Darren - Interview 35
More about me...
Darren found out he had diabetes 6 years ago. Back then he was a nurse and knew that his extreme fatigue probably meant he was diabetic. After trying to control diabetes with diet and exercise which didn't work, Darren was prescribed metformin and gliclazide. At the time of the interview he had just started taking insulin.
For the first few years following diagnosis, Darren says he was in denial about having diabetes. He wanted to resist being 'defined' by diabetes, and he disliked the thought of having to change his lifestyle. He deliberately avoided seeing his GP and the diabetic clinic for several years.
Though his diabetes is now more under control he is still fed up with it. He hates not being able to enjoy food anymore and having to subdue a natural impulse to enjoy food, sweet things especially. As a student with a young family he is trying to cope on a tight budget and says that buying enough fresh food for them all costs more than is generally recognised. He goes for walks on Dartmoor with a friend but says that apart from walking, he cannot afford to pay to join a gym or go swimming regularly.
He realised he needed to manage his diabetes better for the sake of his family - and their happiness is a major incentive for him. Sometimes he feels low but can usually think things through and end up feeling more positive - he says he's lucky to have such a great family, so many good friends and a satisfying job.
Darren wonders why there seems to be little support for people who find controlling their eating habits difficult - he feels that if smokers and alcoholics can get emergency help so should people with diabetes who struggle with their eating.
Darren's wife worried when he was in denial about his diabetes.
I've got another friend who, who takes me on walks and makes me sweat, and considering he runs up tors on Dartmoor, he makes me sweat [laughs]. And so he's got, he's on the case and my wife's much happier now I'm injecting. And you know and tries really hard to make food interesting and things and I, not that she does all the cooking, though she does do quite a bit at the moment because I'm very busy, but I used to do a lot of cooking. But makes me sound like awful bloke who comes in and demands food upon the table, wife. I'd never get away with that. But so yes, so'
So she's had quite a worrying time?
Yes, I mean she was hoping for a good innings of married life really you know, well you know 'traditional couple'. We're hoping, you know, hoping to get married and get together, make a home, have a family and sort of stay married until, for a good long time and grow old together. So she was sort of, you know, feeling I was sort of opting out of the last bit really and so she's a lot happier now I'm, obviously very concerned still about what's going on in my world and' She came to the last GPs appointment actually - that was very interesting for her. So, she enjoyed me being told off by a GP instead of her for once. So that was good fun for her [laughs].
Darren finds controlling his diet and his weight extremely difficult and says that diabetics need...

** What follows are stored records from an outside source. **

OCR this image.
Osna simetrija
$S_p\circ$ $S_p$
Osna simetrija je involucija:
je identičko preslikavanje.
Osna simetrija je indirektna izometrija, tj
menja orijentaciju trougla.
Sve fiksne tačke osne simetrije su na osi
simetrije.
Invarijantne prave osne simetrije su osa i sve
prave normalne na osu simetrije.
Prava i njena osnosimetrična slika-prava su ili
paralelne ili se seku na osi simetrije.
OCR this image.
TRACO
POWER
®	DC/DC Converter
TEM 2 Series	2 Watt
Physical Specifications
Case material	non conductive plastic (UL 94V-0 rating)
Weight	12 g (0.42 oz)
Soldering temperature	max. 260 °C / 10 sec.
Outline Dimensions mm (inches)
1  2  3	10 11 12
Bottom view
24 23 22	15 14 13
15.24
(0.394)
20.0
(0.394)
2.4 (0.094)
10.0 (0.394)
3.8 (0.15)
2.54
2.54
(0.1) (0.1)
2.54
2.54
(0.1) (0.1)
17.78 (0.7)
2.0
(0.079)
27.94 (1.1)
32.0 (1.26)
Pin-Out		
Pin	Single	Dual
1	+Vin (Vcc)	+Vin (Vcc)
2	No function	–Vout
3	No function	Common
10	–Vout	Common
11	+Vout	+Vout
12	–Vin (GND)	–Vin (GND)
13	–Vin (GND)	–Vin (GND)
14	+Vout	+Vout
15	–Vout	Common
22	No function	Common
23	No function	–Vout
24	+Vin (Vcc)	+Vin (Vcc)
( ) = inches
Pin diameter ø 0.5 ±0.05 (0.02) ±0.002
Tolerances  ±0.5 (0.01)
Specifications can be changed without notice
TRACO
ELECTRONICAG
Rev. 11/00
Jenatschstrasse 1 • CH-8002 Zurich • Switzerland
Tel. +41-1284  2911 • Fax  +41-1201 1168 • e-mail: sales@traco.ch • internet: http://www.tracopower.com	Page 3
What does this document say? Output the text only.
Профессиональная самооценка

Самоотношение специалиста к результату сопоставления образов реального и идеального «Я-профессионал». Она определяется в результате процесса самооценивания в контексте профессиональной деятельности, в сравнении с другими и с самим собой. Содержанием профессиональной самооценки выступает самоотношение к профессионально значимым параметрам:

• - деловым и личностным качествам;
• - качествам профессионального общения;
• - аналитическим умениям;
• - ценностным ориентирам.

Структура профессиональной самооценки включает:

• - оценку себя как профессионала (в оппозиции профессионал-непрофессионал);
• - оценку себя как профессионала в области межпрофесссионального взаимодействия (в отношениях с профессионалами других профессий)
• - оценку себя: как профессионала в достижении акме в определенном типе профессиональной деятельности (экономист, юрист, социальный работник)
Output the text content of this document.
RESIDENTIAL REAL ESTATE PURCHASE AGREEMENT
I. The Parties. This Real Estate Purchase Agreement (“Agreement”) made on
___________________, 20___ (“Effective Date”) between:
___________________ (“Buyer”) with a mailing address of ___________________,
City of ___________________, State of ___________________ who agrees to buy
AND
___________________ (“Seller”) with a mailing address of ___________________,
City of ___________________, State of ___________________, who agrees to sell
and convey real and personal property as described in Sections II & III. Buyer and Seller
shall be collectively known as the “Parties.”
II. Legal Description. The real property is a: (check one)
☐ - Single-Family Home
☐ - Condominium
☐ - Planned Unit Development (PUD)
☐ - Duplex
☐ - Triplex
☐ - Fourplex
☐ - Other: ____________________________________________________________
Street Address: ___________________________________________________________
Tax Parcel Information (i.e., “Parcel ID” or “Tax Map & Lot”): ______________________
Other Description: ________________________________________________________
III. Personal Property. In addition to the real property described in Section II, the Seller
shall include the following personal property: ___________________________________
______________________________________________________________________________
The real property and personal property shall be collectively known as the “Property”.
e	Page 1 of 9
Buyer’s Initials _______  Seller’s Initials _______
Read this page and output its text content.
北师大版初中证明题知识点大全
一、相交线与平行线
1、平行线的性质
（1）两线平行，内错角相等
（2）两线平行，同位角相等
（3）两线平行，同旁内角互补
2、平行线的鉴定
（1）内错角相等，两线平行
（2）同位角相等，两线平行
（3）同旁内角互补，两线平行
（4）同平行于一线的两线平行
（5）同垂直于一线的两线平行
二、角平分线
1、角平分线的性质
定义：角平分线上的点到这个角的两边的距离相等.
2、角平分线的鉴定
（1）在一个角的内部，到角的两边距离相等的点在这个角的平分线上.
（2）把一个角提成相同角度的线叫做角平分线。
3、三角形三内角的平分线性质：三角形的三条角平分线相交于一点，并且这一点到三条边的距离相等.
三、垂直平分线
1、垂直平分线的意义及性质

No, that's not true, I have some great things in my life. I have a fantastic wife, I have brilliant children and I have the job I've always wanted to do. I have it all in some ways, but' There's that little thing that you want and you enjoy doing and that no one else knows about, and you know for some people it's the crafty cigarette, for some people it's a drink at lunchtime. For some there is something and I, and I really wish [laughs] I really wish it wasn't true. I really wish I was a better, holier person and I suppose I should with my job title, but the reality is that they were taking away my vice. They were taking away, they were taking away my little thing, my [laughs] what you know, [laughs] you know, it's not very sinful is it, a bag of sweets? But that's what, that's what, that's what diabetes has done for me is taken away my weird enjoyment.
Now he is insulin-dependent Darren has to carry his medication around with him and feels he is...
So there's this whole thing of you know, you bring your support equipment out with you and so now I've got this rucksack with extra pockets in it that we bought, that has everything in it, and I mean I always carry a bag with me because I have so many things to carry around with me for the job, but, I don't know... I think there is a symbolism of being read, [laughs] upon reflection. So yeah I feel like that's me now, it's on my driving licence, I'm going to have to wear it on my wrist. I'm going to, you know, I'm going to have to declare it wherever I go and whatever I do. And almost when you weren't insulin-dependent it was less of a thing but now, because you are, there is an issue.
Darren gets down at always needing to follow a diet and take medication. He works hard at making...
And' You go out and you're' You know, it's still stuff like at college, we all eat together on a Wednesday night and I get a special dessert come down for me of fruit - it's always fruit, they've got no imagination other than fruit - [laughs] so you know everybody asks for sort of either apple pie and custard and there's my fruit [laughs]. And so, it's just stuff like that, that when I think about it I get a bit annoyed about the whole thing and a bit cheesed-off with my genetics. And a bit cheesed off with of everything really.
And' But I suppose because I've been to that really bad place, I'm really' Very good at getting my act together when I get a bit down. I do work hard at making sure that I don't go there, and don't dwell in that place. I work very hard mentally and spiritually on bringing myself back out of that place as quickly as I possibly can. But I can imagine that for other people, dwelling in that place would be quite soul destroying. It just chips, it doesn't take the joy of life away, it just chips a little bit off the edge. And [laughs] now and again, it cheeses me off.